A report back from the Global Sustainable Investment Alliance meeting London – March 2016

I am very fortunate to have just returned from a week in London participating in the annual two day summit of the Global Sustainable Investment Alliance.


This annual meeting of the CEO’s of the largest sustainable investment organisations globally is a great chance to:

  • hear first hand the leading trends and developments in responsible investment across the globe,
  • to share our experiences in building markets in our regions in order to be more effective organisations, and
  • to plan for our joint work as the GSIA for the next year.


The GSIA is a coalition of membership based sustainable investment organisations (“SIF’s”) , currently including the USSIF, UKSIF, Eurosif and the VBDO (Dutch SIF) with further links to the SIF network across the world.


Our work as a coalition has included the leading global research on the size and growth of the responsible investment industry, the Global Sustainable Investment Review. This biennial report is the best source of information on the global market dynamics in responsible investment, which measured the industry at $US 21.4 trillion in AUM in 2014.


This year’s summit was hosted by the UKSIF in London, and included an enjoyable event with UKSIF members that allowed us to discuss the market dynamics and key trends across each of our markets. It was great to be able to reach out and meet a solid cross section of UK responsible investment organisations at that event.


Through this meeting, it was clear that some very consistent themes are emerging across all of our markets, notably:

  • many of the markets are observing a significant surge in demand for responsible investment, across consumer / retail markets as well as institutional markets. In many regions, the private wealth markets are playing an increasingly large role in driving demand, coming from high net worth, family offices, charities and foundations in particular.
  • There is an increasing focus on labeling of responsible investment (including ethical & SRI) funds in many markets, particularly in Europe.

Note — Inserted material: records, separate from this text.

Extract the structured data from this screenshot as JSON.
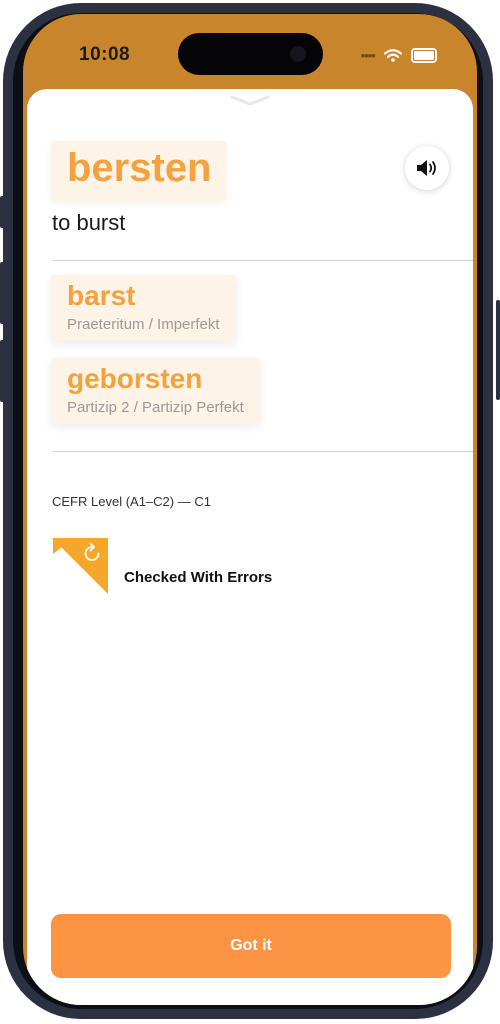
{
  "status_bar": {
    "time": "10:08"
  },
  "word": {
    "headword": "bersten",
    "translation": "to burst"
  },
  "forms": [
    {
      "word": "barst",
      "label": "Praeteritum / Imperfekt"
    },
    {
      "word": "geborsten",
      "label": "Partizip 2 / Partizip Perfekt"
    }
  ],
  "cefr": {
    "text": "CEFR Level (A1–C2) —  C1"
  },
  "check_status": {
    "text": "Checked With Errors",
    "icon": "refresh-icon"
  },
  "action": {
    "label": "Got it"
  },
  "colors": {
    "accent": "#f3a23d",
    "button": "#fd9443",
    "header": "#c9852b",
    "word_box_bg": "#fdf3e7"
  }
}
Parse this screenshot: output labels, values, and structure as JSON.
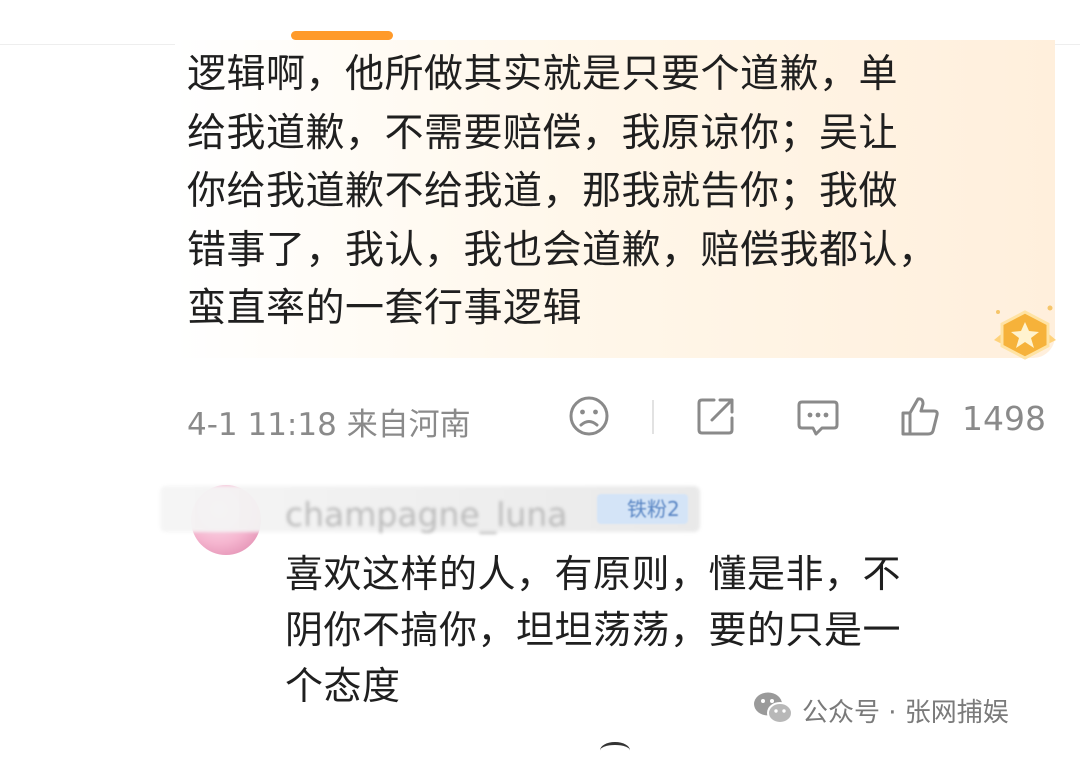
{
  "header": {
    "tab_indicator_color": "#ff9a2a"
  },
  "comment": {
    "lines": [
      "逻辑啊，他所做其实就是只要个道歉，单",
      "给我道歉，不需要赔偿，我原谅你；吴让",
      "你给我道歉不给我道，那我就告你；我做",
      "错事了，我认，我也会道歉，赔偿我都认，",
      "蛮直率的一套行事逻辑"
    ],
    "time": "4-1 11:18",
    "location": "来自河南",
    "like_count": "1498",
    "icons": [
      "sad-face-icon",
      "share-icon",
      "comment-icon",
      "thumbs-up-icon"
    ],
    "badge_icon": "gold-star-badge-icon"
  },
  "reply": {
    "username": "champagne_luna",
    "fan_badge": "铁粉2",
    "lines": [
      "喜欢这样的人，有原则，懂是非，不",
      "阴你不搞你，坦坦荡荡，要的只是一",
      "个态度"
    ]
  },
  "watermark": {
    "text": "公众号 · 张网捕娱",
    "icon": "wechat-icon"
  },
  "colors": {
    "accent": "#ff9a2a",
    "meta_gray": "#8a8a8a",
    "text": "#1f1f1f"
  }
}
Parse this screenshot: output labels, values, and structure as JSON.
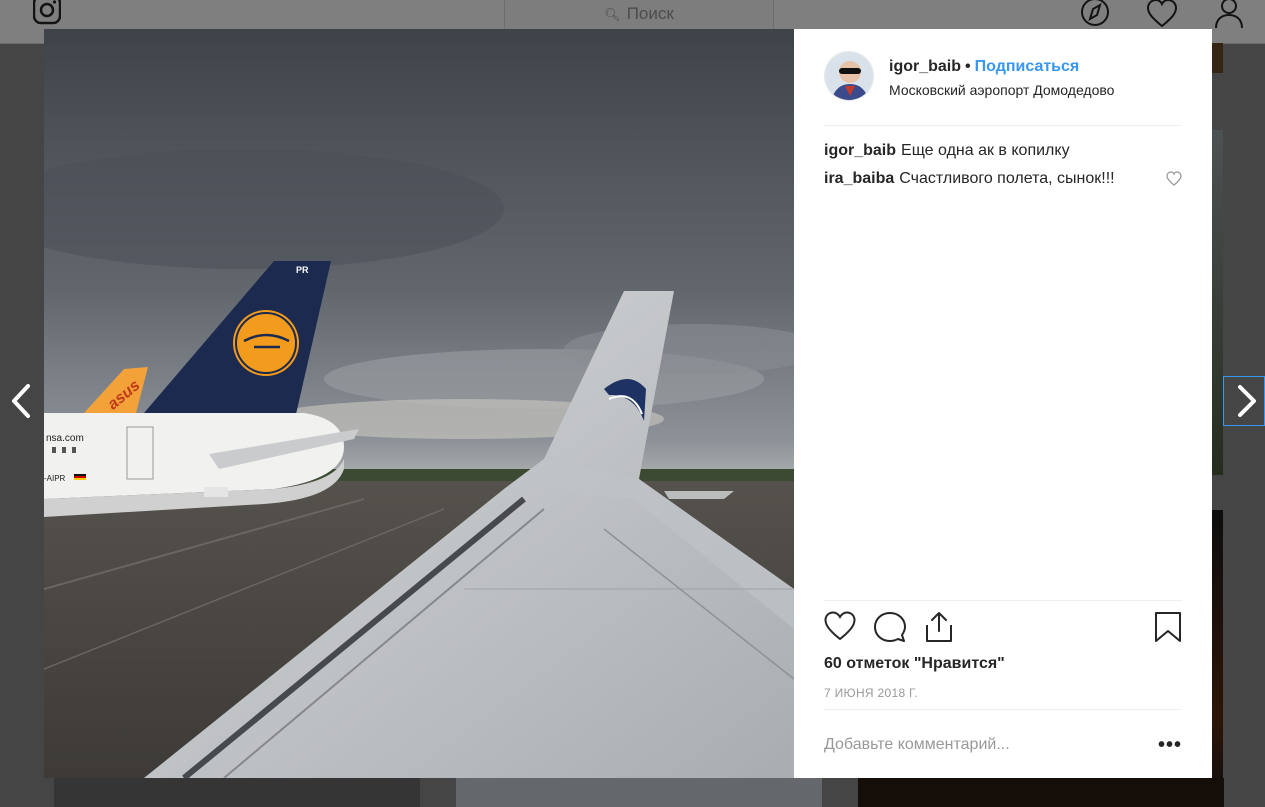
{
  "search": {
    "placeholder": "Поиск"
  },
  "post": {
    "username": "igor_baib",
    "separator": "•",
    "follow_label": "Подписаться",
    "location": "Московский аэропорт Домодедово",
    "comments": [
      {
        "user": "igor_baib",
        "text": "Еще одна ак в копилку",
        "likeable": false
      },
      {
        "user": "ira_baiba",
        "text": "Счастливого полета, сынок!!!",
        "likeable": true
      }
    ],
    "likes_text": "60 отметок \"Нравится\"",
    "date": "7 ИЮНЯ 2018 Г.",
    "comment_placeholder": "Добавьте комментарий...",
    "more_label": "•••"
  },
  "photo": {
    "tail_left_text": "PR",
    "fuselage_text": "nsa.com",
    "registration": "-AIPR",
    "orange_tail_text": "asus"
  },
  "colors": {
    "accent": "#3897f0",
    "text": "#262626",
    "muted": "#999999",
    "border": "#efefef"
  },
  "icons": [
    "instagram-logo-icon",
    "search-icon",
    "compass-icon",
    "heart-icon",
    "user-icon",
    "chevron-left-icon",
    "chevron-right-icon",
    "comment-icon",
    "share-icon",
    "bookmark-icon"
  ]
}
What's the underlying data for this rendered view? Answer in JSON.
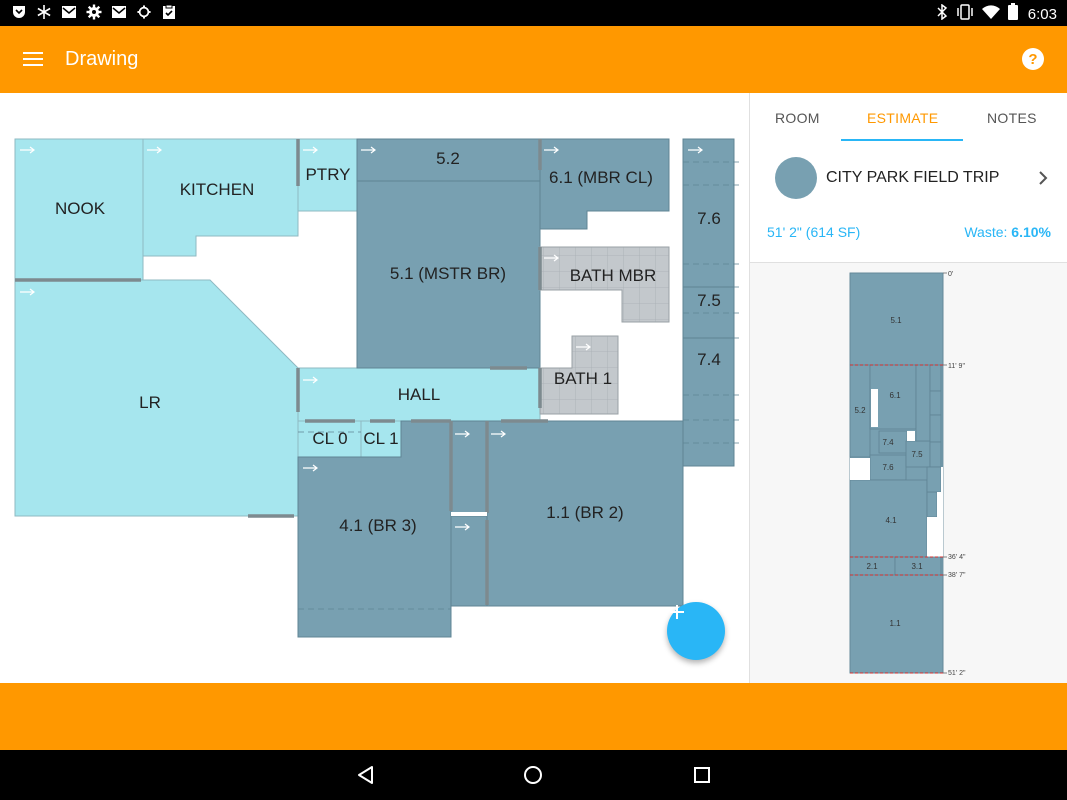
{
  "status_bar": {
    "time": "6:03",
    "left_icons": [
      "pocket-icon",
      "snowflake-icon",
      "gmail-icon",
      "settings-icon",
      "gmail-icon",
      "settings-icon",
      "clipboard-check-icon"
    ],
    "right_icons": [
      "bluetooth-icon",
      "vibrate-icon",
      "wifi-icon",
      "battery-icon"
    ]
  },
  "toolbar": {
    "title": "Drawing",
    "menu_icon": "hamburger-menu-icon",
    "help_icon": "help-circle-icon"
  },
  "floor_plan": {
    "room_labels": {
      "nook": "NOOK",
      "kitchen": "KITCHEN",
      "ptry": "PTRY",
      "r52": "5.2",
      "r61": "6.1 (MBR CL)",
      "r51": "5.1 (MSTR BR)",
      "bath_mbr": "BATH MBR",
      "r76": "7.6",
      "r75": "7.5",
      "r74": "7.4",
      "lr": "LR",
      "hall": "HALL",
      "bath1": "BATH 1",
      "cl0": "CL 0",
      "cl1": "CL 1",
      "r41": "4.1 (BR 3)",
      "r11": "1.1 (BR 2)"
    },
    "colors": {
      "light_room": "#a6e6ee",
      "dark_room": "#78a0b1",
      "bath_room": "#c3c8cc"
    }
  },
  "fab": {
    "label": "+",
    "icon": "add-icon"
  },
  "side_panel": {
    "tabs": [
      {
        "label": "ROOM",
        "active": false
      },
      {
        "label": "ESTIMATE",
        "active": true
      },
      {
        "label": "NOTES",
        "active": false
      }
    ],
    "project": {
      "name": "CITY PARK FIELD TRIP",
      "color": "#78a0b1"
    },
    "length_summary": "51' 2\" (614 SF)",
    "waste_label": "Waste:",
    "waste_value": "6.10%",
    "preview": {
      "labels": {
        "p51": "5.1",
        "p61": "6.1",
        "p52": "5.2",
        "p74": "7.4",
        "p75": "7.5",
        "p76": "7.6",
        "p41": "4.1",
        "p21": "2.1",
        "p31": "3.1",
        "p11": "1.1"
      },
      "ticks": {
        "t0": "0'",
        "t1": "11' 9\"",
        "t2": "36' 4\"",
        "t3": "38' 7\"",
        "t4": "51' 2\""
      }
    }
  },
  "nav_bar": {
    "icons": [
      "back-icon",
      "home-icon",
      "recents-icon"
    ]
  }
}
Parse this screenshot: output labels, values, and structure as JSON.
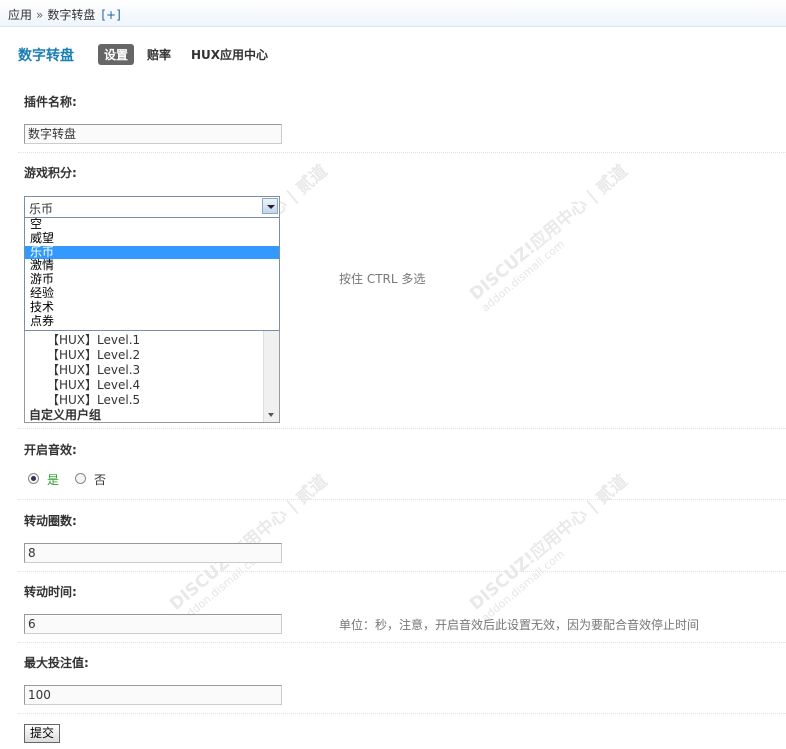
{
  "breadcrumb": {
    "root": "应用",
    "sep": "»",
    "current": "数字转盘",
    "add": "[+]"
  },
  "header": {
    "title": "数字转盘",
    "tabs": [
      {
        "label": "设置",
        "active": true
      },
      {
        "label": "赔率",
        "active": false
      },
      {
        "label": "HUX应用中心",
        "active": false
      }
    ]
  },
  "form": {
    "plugin_name": {
      "label": "插件名称:",
      "value": "数字转盘"
    },
    "game_credit": {
      "label": "游戏积分:",
      "selected": "乐币",
      "options": [
        "空",
        "威望",
        "乐币",
        "激情",
        "游币",
        "经验",
        "技术",
        "点券"
      ]
    },
    "user_groups": {
      "hint": "按住 CTRL 多选",
      "items": [
        "【HUX】Level.1",
        "【HUX】Level.2",
        "【HUX】Level.3",
        "【HUX】Level.4",
        "【HUX】Level.5"
      ],
      "group": "自定义用户组"
    },
    "sound": {
      "label": "开启音效:",
      "yes": "是",
      "no": "否",
      "value": "是"
    },
    "spin_rounds": {
      "label": "转动圈数:",
      "value": "8"
    },
    "spin_time": {
      "label": "转动时间:",
      "value": "6",
      "hint": "单位：秒，注意，开启音效后此设置无效，因为要配合音效停止时间"
    },
    "max_bet": {
      "label": "最大投注值:",
      "value": "100"
    },
    "submit": "提交"
  },
  "watermark": {
    "text": "DISCUZ!应用中心 | 贰道",
    "sub": "addon.dismall.com"
  },
  "colors": {
    "accent": "#1b7fb4",
    "selected_option": "#3399ff",
    "yes_label": "#2a9d2a"
  }
}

Similarly to our recently re-launched Certification Program, it is increasingly clear that with growing demand, there is a need for a verification process that provides a quality assurance around responsible investment products.
  • There are strong moves by asset owners in many markets to step up their commitment to being active owners and stewards, with some interesting initiatives in play, including the Red Line Voting initiative put forward by the UK’s Association of Member Nominated Trustees and supported by the UKSIF. (see here)
  • There are significant moves afoot to improve the sophistication by which ESG integration is put in to practice, including further defining what is leading practice in ESG integration, with recent reports put out by GSIA members including USSIF (see here), VBDO and our own work in last year’s Benchmark Report (see page 15-17 here)
  • There is a data explosion underway in ESG, with more and more data available at more points along the value chain, most recently with ESG fund ratings being announced by Morningstar and MSCI. The question now is how do you use that proliferation of data for better investment outcomes for our beneficiaries?
  • A significant shift globally is occurring with the acceptance that fiduciaries have a very clear duty to consider ESG issues. This is rapidly moving into law in many countries, with a big push underway by many of the SIFs in their regions. Notable was the recent update to ERISA guidance (see here) in the US that very clearly states trustees can consider ESG and impact investments. We anticipate a lot more such changes will follow, and in particular we are building momentum on this front as part of our policy work this year (see policy platform here).


This activity in responsible investment is at a significant point right now, and we in the GSIA will be working extensively and collaboratively to push this through to meaningful change in our financial markets. In the next year you can expect to see more activity from the GSIA including importantly the next version of the Global Sustainable Investment Review.